Business Wire November 6, 1998 Â DIVERSA SIGNS BIOPROSPECTING AGREEMENT WITH THE INSTITUTE OF BIOTECHNOLOGY AT THE NATIONAL AUTONOMOUS UNIVERSITY OF MEXICO
SAN DIEGO (BW HealthWire) - Diversa Corp. today announced that it has signed a three-year bioprospecting agreement with the Institute of Biotechnology at the National Autonomous University of Mexico (UNAM).
Under the agreement, Diversa will receive samples collected by UNAM scientists from Mexico's diverse habitats, including its tropical jungles, deserts, volcanoes and geothermal sites. Using its proprietary technology, Diversa scientists will access the genomes of uncultured organisms living in these samples to identify novel compounds that could benefit mankind, according to Terrance J. Bruggeman, chief executive officer of Diversa.
"Over the next three years, scientists at Diversa and UNAM will be able to make a significant contribution to the understanding of the microbial diversity existing in Mexico's various habitats," Bruggeman said. "Less than one percent of all the microorganisms in our world have been identified. Yet from that small percentage, scientists have developed a large number of important drugs and industrial products that have changed the world we live in. By searching the 99% of the microbial world that is still unknown, we're hoping to identify compounds that will be useful to pharmaceutical, agriculture and industrial companies."
Mexico is a unique environment with 34 ecoclines compared to four in the continental United States. While the country possesses only 1.3% of the world's land area, it contains 14.4% of the world's plant species.
Under the agreement, Diversa will provide training and equipment to UNAM scientists enabling them to collect and isolate environmental samples taken from various habitats in Mexico. In exchange, Diversa will provide UNAM with royalties on any commercial products that it develops from compounds identified from these samples.
Diversa will also assist UNAM in setting up a center for microbial diversity studies on UNAM's Instituto de Biotechnologia campus in Cuernavaca, Mexico, a mountainous region 100 miles south of Mexico City. This will be the first such center in Mexico.

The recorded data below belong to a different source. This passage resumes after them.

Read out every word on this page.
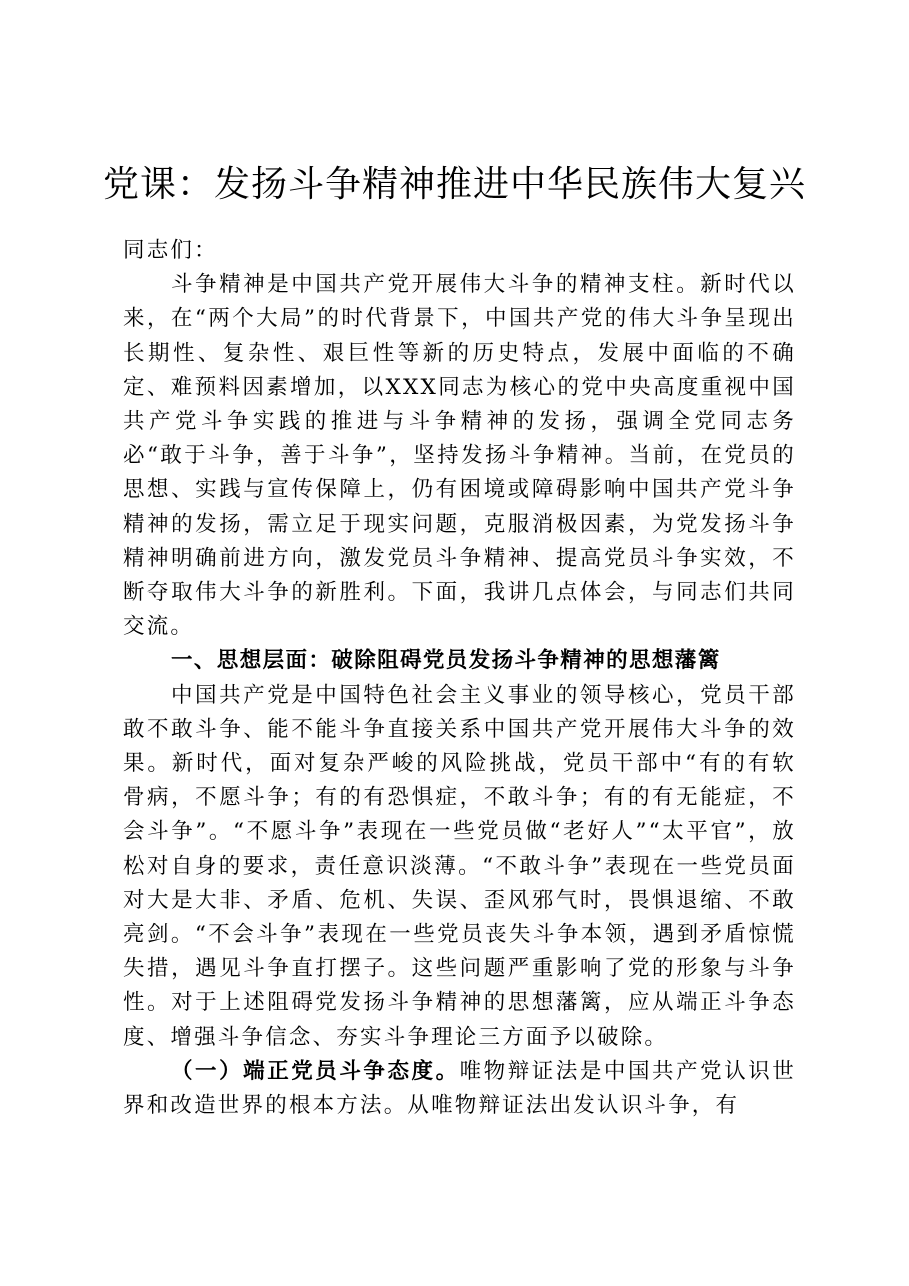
党课：发扬斗争精神推进中华民族伟大复兴

同志们：

斗争精神是中国共产党开展伟大斗争的精神支柱。新时代以来，在“两个大局”的时代背景下，中国共产党的伟大斗争呈现出长期性、复杂性、艰巨性等新的历史特点，发展中面临的不确定、难预料因素增加，以XXX同志为核心的党中央高度重视中国共产党斗争实践的推进与斗争精神的发扬，强调全党同志务必“敢于斗争，善于斗争”，坚持发扬斗争精神。当前，在党员的思想、实践与宣传保障上，仍有困境或障碍影响中国共产党斗争精神的发扬，需立足于现实问题，克服消极因素，为党发扬斗争精神明确前进方向，激发党员斗争精神、提高党员斗争实效，不断夺取伟大斗争的新胜利。下面，我讲几点体会，与同志们共同交流。

一、思想层面：破除阻碍党员发扬斗争精神的思想藩篱

中国共产党是中国特色社会主义事业的领导核心，党员干部敢不敢斗争、能不能斗争直接关系中国共产党开展伟大斗争的效果。新时代，面对复杂严峻的风险挑战，党员干部中“有的有软骨病，不愿斗争；有的有恐惧症，不敢斗争；有的有无能症，不会斗争”。“不愿斗争”表现在一些党员做“老好人”“太平官”，放松对自身的要求，责任意识淡薄。“不敢斗争”表现在一些党员面对大是大非、矛盾、危机、失误、歪风邪气时，畏惧退缩、不敢亮剑。“不会斗争”表现在一些党员丧失斗争本领，遇到矛盾惊慌失措，遇见斗争直打摆子。这些问题严重影响了党的形象与斗争性。对于上述阻碍党发扬斗争精神的思想藩篱，应从端正斗争态度、增强斗争信念、夯实斗争理论三方面予以破除。

（一）端正党员斗争态度。唯物辩证法是中国共产党认识世界和改造世界的根本方法。从唯物辩证法出发认识斗争，有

"When I heard about Diversa's interest in collecting microbial samples in Mexico I became very interested because I saw a great opportunity for collaborative work," said Dr. Xavier Soberon, director of the Institute of Biotechnology at UNAM. "From the first meetings, which also involved the advice of CONABIO (the Mexican Council for the knowledge and use of biodiversity), we realized that we could work towards an agreement that was fully compliant with Mexican Law and international treatises, based on the attitude of the company and their previous track record. They were also doing terrific science and we decided that the proper way to work an agreement would be to have technology transferred to the National University and royalties directed toward the preservation of protected areas."
"Mexico is a biological paradise possessing enormous natural diversity," said Eric Mathur, director molecular diversity at Diversa. "The complex topography of Mexico encompasses a wide range of ecosystems, with the microbial diversity existing there virtually unexplored and therefore of keen interest to our enzyme and drug discovery programs. Together with scientists from UNAM, we will be able to catalogue the abundant variety of microorganisms residing in these environments."
"To access the broad range of biomolecular diversity inherent in the microbial world, Diversa scientists focus on the cloning and expressing of genes recovered from DNA purified directly from environmental samples, thus bypassing the need for any cultivation of microbes," explained Dr. Jay M. Short, president and chief technology officer of Diversa. "As a result, the samples needed are very small and only have to be collected once. Diversa's proprietary technologies enable its scientists to rapidly clone, express and sequence genes encoding targeted compounds at unprecedented rates. For example, since the company was founded in 1994, Diversa scientists have identified over 700 novel (patent-pending) enzymes -- almost twice the total number commercially available today."
Diversa has signed several other similar agreements including Costa Rica (1995 - 2001), Iceland (1995 - 1998), Yellowstone National Park (1997 - 2002), and most recently Indonesia (1997 - 2000).
The Institute of Biotechnology, part of the National University of Mexico's research sector is a prestigious organization conducting research in a variety of fields in the biological sciences, including molecular microbiology, structural biology, plant science, molecular genetics and bioengineering. It has been a leader in the use and development of recombinant-DNA methodologies and will be interacting with Diversa's scientists on a peer to peer basis.
Diversa is a biotechnology company focused on globally accessing microbial diversity and using this untapped resource for discovering compounds which will benefit pharmaceutical, agricultural, and specialty chemical industries. The company's bank of environmental libraries contains the largest, most diverse repository of microbial genomes in the world covering over one million different microbes. It currently has customers worldwide and has entered into four strategic alliances: Dow Chemical Co., Finnfeeds, Roche BioScience (a Roche Holdings Co.), and Sigma-Aldrich Co.